Née en Occident, ayant grandi en Europe, j’ai appris qu’au sens
propre du terme la philosophie est une forme culturelle apparue en
Grèce vers le Ve siècle avant J.-C. Dès sa naissance, la philosophie
est opposition, elle marque une rupture avec les formes archaïques
de la pensée (fondées principalement sur les mythes). La
philosophie se définit alors comme compréhension globale du
monde et élaboration d’une sagesse dans la conduite de
l’existence.
Je ne reviens pas sur la définition de la « géopolitique » dont
l’apparition est assez tardive.
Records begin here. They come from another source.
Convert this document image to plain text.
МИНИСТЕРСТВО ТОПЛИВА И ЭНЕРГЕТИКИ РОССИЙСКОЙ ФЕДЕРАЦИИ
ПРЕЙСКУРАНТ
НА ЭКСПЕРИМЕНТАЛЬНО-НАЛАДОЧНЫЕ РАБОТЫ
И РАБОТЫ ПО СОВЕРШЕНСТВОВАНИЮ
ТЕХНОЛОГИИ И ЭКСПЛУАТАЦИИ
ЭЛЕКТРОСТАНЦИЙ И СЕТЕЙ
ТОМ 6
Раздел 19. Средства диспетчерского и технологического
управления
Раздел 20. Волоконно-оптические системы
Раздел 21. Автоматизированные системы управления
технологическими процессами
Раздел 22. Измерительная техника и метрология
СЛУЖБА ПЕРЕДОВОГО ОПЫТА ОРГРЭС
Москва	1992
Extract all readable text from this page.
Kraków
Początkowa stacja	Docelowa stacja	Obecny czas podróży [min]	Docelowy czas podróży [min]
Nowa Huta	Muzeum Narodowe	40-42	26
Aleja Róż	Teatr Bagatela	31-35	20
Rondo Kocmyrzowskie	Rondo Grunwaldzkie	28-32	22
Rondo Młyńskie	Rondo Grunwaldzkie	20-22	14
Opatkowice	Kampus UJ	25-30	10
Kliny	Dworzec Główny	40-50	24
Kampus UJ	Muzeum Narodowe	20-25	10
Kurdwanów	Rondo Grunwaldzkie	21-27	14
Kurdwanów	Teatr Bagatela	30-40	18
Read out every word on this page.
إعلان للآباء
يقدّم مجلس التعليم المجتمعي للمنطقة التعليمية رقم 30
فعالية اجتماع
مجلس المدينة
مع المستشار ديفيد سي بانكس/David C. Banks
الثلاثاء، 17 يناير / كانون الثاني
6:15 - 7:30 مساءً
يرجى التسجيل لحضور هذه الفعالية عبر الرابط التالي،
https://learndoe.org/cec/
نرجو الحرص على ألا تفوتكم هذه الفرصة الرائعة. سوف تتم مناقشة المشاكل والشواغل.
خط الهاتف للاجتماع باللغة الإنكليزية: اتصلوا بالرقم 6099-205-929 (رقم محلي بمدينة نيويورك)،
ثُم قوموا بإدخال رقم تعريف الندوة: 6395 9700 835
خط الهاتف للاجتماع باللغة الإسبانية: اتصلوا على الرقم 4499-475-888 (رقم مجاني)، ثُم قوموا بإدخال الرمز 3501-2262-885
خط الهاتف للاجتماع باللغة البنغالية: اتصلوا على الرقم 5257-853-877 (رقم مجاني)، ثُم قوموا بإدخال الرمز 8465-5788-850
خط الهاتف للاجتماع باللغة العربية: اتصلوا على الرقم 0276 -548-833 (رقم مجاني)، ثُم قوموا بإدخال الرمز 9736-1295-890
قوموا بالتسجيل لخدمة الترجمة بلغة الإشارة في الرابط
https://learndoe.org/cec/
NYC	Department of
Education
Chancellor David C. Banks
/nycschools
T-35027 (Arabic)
Cependant en relisant l’introduction
à ce numéro de Diplômées, j’ai immédiatement repensé à mon
malaise en entendant que seule la pensée née en Grèce peut être
qualifiée de philosophie. Il y a pourtant bien des penseurs dans
toutes les civilisations, pourquoi tous ne pourraient-ils pas entrer
dans la philosophie ?
Il y a donc bien un lien entre la philosophie et la géopolitique.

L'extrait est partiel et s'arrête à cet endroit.